2) The result of dividing the difference mentioned above by 9 is often a palindrome! This was true for all of the numbers I first experimented with. My first experiments were with sequencial digits, like 123, 456, 987654, etc. I even tried 196 (196 - 691 / 9 = 55). However, I was able to find numbers that, when subtracted from thier reverse and divided by 9, did not result in a palindrome (72157 - 75127 / 9 = 330).
3) At least for some numbers, the process of "reverse and subtract" (and taking the absolute value) results in a palindrome. The number 196 "solves" in this case:
196 - 691 = 495
495 - 594 = 99

Subtraction is nothing more than adding with negative numbers. Perhaps this will open the door to generalizing the "reverse and add" process and help gain some understanding with the 196 problem. Or perhaps I've just found another way to waste a bunch of time.

Sunday, November 20, 2005

Model Railroad Theme


I've devised a name for my model railroad empire (such as it is). The theme is urban industrial and the name of the branch is the Inter-Urban Industrial Line. Pretty generic, I know. But since this is a freelanced layout (not representing any particular "real" place), I thought I could exercise a little artistic license. The Inter-Urban Industrial color scheme is orange, black, and white. The following two pictures are the logo on black field and on orange field, respectively:



When applied to locomotives, the horizontal stripes exend the length of the cab.

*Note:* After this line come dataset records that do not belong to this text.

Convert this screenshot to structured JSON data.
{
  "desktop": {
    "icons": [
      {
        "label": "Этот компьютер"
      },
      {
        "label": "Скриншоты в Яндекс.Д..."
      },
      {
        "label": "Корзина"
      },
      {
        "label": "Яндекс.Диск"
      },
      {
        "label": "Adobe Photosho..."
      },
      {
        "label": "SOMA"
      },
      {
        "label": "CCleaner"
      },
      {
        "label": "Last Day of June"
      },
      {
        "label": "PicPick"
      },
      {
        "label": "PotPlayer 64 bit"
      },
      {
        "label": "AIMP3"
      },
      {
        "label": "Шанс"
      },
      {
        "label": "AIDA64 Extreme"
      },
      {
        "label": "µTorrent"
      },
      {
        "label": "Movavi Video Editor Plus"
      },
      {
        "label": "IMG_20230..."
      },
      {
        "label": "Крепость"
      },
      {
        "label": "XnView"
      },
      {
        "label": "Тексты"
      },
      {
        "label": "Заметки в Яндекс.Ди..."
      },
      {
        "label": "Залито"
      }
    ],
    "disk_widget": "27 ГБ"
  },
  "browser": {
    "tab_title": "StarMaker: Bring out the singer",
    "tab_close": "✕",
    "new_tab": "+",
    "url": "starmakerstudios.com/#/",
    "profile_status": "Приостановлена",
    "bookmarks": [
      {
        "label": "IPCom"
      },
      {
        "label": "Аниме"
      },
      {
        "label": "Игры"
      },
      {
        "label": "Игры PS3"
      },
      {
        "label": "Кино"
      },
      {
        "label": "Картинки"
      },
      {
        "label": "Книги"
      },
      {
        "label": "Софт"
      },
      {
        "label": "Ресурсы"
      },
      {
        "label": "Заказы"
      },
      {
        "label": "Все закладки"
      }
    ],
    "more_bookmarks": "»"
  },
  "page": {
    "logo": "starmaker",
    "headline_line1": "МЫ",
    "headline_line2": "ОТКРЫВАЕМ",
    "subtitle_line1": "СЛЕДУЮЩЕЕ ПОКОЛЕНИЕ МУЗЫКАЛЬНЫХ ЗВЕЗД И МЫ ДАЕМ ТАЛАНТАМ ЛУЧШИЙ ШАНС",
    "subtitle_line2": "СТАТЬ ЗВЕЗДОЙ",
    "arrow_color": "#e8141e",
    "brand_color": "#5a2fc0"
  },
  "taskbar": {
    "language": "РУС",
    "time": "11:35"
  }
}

The era I am modeling is the early '60s. Steam has been completely phased out so the loco' fleet is entirely diesel or diesel-electric. A future expansion will model an interchange with a Grand Trunk double-track main, so some loco's from other railroads may operate on the IUI.

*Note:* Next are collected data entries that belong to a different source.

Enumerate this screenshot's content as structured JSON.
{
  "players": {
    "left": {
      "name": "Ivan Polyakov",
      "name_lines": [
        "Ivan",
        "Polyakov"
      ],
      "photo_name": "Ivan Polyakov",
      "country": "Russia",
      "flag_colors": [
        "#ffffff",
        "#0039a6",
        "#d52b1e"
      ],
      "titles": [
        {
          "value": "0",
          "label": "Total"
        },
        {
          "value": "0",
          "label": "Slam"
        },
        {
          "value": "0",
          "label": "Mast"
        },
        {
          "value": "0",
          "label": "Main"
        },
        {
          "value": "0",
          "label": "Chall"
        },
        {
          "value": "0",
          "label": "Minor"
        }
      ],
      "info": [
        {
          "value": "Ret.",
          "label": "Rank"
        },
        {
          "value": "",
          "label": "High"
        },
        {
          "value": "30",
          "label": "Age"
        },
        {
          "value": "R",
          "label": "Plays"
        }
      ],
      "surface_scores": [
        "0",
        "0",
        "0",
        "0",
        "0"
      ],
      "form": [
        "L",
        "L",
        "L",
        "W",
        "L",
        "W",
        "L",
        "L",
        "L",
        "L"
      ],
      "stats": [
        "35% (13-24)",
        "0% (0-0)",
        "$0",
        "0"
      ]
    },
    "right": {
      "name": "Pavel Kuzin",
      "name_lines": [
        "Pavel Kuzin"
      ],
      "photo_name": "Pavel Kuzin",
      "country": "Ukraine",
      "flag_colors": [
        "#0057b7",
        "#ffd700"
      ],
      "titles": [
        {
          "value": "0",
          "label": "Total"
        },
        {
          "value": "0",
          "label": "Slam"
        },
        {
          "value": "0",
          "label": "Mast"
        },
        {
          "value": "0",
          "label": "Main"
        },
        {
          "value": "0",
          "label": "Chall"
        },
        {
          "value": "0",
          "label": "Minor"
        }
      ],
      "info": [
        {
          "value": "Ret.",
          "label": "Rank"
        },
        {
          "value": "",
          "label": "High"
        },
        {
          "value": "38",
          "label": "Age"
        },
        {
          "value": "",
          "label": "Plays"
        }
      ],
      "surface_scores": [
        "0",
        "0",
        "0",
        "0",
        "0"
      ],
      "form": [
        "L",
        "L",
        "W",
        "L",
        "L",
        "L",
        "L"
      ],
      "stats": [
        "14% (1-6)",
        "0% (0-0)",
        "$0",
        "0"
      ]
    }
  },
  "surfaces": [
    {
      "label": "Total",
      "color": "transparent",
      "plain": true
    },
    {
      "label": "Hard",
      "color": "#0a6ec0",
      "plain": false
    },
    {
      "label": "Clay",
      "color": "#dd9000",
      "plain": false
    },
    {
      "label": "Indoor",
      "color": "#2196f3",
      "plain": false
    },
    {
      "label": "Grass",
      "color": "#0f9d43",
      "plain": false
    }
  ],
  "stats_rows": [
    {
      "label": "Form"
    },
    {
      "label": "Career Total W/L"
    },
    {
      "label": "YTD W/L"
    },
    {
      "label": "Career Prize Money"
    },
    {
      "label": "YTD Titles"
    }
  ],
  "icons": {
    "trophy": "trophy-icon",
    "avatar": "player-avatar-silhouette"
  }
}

Here's the complete track plan:
The 2' X 4' section in yellow is the future addition. The darker colored track near the top is hidden from view by buildings, backdrop, whatever. Structure placement and the layout of the downtown area on the right side is preliminary.

I still have to nail down the industries on the IUI. Some ideas include a pertroleum refinery, a couple of freight stations, a piano factory, a furniture factory, a brewery and/or bottling plant, a lumber yard, and distributers (in town) of fruit and bottled goods.